When you force a single agent to juggle unrelated constraints, you compress N independent validation tasks into one composite reasoning chain. Cognitive load increases. Failure modes hide.

This is not about parallelism for speed. It is about isolation for determinism.

Getting Started

Day 1: Build the rule index and reference docs. Each entry needs id, severity, scope, and ref. Each rule gets a dedicated reference document: what the rule is, what a violation looks like with code examples, what correct usage looks like. Start with the rules where a miss has cost you before. Specificity here directly determines detection quality.

Week 2: Build the orchestrator and rule-reviewer agent. The orchestrator handles scope mapping, rule filtering, prompt construction, parallel spawning, and aggregation. The orchestrator must not inspect code content. The rule-reviewer takes three inputs and outputs JSON only. If it produces narrative, it is scope-creeping.

Week 3: Test with known violations. Inject deliberate violations into a test diff. Any rule that fails to catch its known violation has a reference doc problem: fix the doc, not the architecture. Then build profiles, at minimum fast (errors only) and strict (errors + warnings), and wire them to your pre-commit hook and pull request gate.

The system will expose gaps in your reference documents faster than you expect. That is working as intended.

What Changes

When this is running, a code review is a lookup, not a read. The review fires, runs in parallel, and returns a report with specific file names, line numbers, and excerpts for every violation found. Either the report is clean, or it contains a precise list of things to fix. No ambiguity about what the agent noticed or missed.

Violations that reach main are the ones your rule definitions didn’t cover: fixable information, not unexplained failure.

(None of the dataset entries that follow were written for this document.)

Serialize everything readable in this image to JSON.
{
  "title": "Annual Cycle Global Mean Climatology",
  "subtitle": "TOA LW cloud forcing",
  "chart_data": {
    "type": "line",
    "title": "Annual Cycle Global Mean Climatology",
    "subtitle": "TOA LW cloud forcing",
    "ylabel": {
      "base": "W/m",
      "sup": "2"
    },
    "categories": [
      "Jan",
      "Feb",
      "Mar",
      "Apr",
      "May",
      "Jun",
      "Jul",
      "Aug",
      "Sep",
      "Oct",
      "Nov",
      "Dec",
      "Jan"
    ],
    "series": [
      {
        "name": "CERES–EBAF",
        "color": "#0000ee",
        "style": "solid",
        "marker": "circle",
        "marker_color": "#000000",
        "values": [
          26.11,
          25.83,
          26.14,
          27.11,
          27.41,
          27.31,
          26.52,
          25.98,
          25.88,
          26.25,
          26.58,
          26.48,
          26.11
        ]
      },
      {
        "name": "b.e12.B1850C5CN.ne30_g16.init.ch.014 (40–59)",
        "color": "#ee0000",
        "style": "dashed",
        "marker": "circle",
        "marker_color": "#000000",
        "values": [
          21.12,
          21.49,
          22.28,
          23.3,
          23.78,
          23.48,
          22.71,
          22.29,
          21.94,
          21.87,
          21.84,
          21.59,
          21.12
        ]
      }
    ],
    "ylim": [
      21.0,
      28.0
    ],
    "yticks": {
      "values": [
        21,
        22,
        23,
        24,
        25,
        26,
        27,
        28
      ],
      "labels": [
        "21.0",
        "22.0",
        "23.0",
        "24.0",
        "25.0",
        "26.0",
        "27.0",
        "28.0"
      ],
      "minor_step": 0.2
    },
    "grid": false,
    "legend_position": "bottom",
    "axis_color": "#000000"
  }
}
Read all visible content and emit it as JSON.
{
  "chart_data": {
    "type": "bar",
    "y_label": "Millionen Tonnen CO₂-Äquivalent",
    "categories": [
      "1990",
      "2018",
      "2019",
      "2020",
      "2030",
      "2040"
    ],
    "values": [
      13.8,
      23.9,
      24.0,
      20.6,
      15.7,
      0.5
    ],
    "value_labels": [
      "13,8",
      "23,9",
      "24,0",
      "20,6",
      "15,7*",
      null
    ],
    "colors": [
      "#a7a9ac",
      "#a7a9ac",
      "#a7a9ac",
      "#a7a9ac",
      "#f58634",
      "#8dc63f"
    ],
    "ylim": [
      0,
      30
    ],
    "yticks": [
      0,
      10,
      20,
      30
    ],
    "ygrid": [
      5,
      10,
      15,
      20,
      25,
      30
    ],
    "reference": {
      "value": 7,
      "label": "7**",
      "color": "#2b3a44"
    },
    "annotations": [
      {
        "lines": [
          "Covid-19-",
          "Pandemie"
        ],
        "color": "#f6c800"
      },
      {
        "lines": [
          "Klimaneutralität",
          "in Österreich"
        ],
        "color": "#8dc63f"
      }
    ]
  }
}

False confidence scales faster than visible failure. A noisy system gets fixed. A confident system that quietly misses violations gets trusted, until the violation reaches production.

AI-assisted review that misses violations unpredictably is worse than no review. A clean report from a structurally flawed system inserts false assurance between the engineer and the error.

This pattern generalizes. Any time you have independent constraints to evaluate, isolate them. Let coordination reason. Let evaluation specialize. That is the difference between hoping an agent remembers everything and designing a system that doesn’t require it to.

The parallel per-rule architecture does not guarantee perfect detection. Nothing does. But it removes the structural cause of inconsistency, makes failures diagnostic rather than opaque, and scales linearly with the number of rules you enforce.

That is a different quality of system.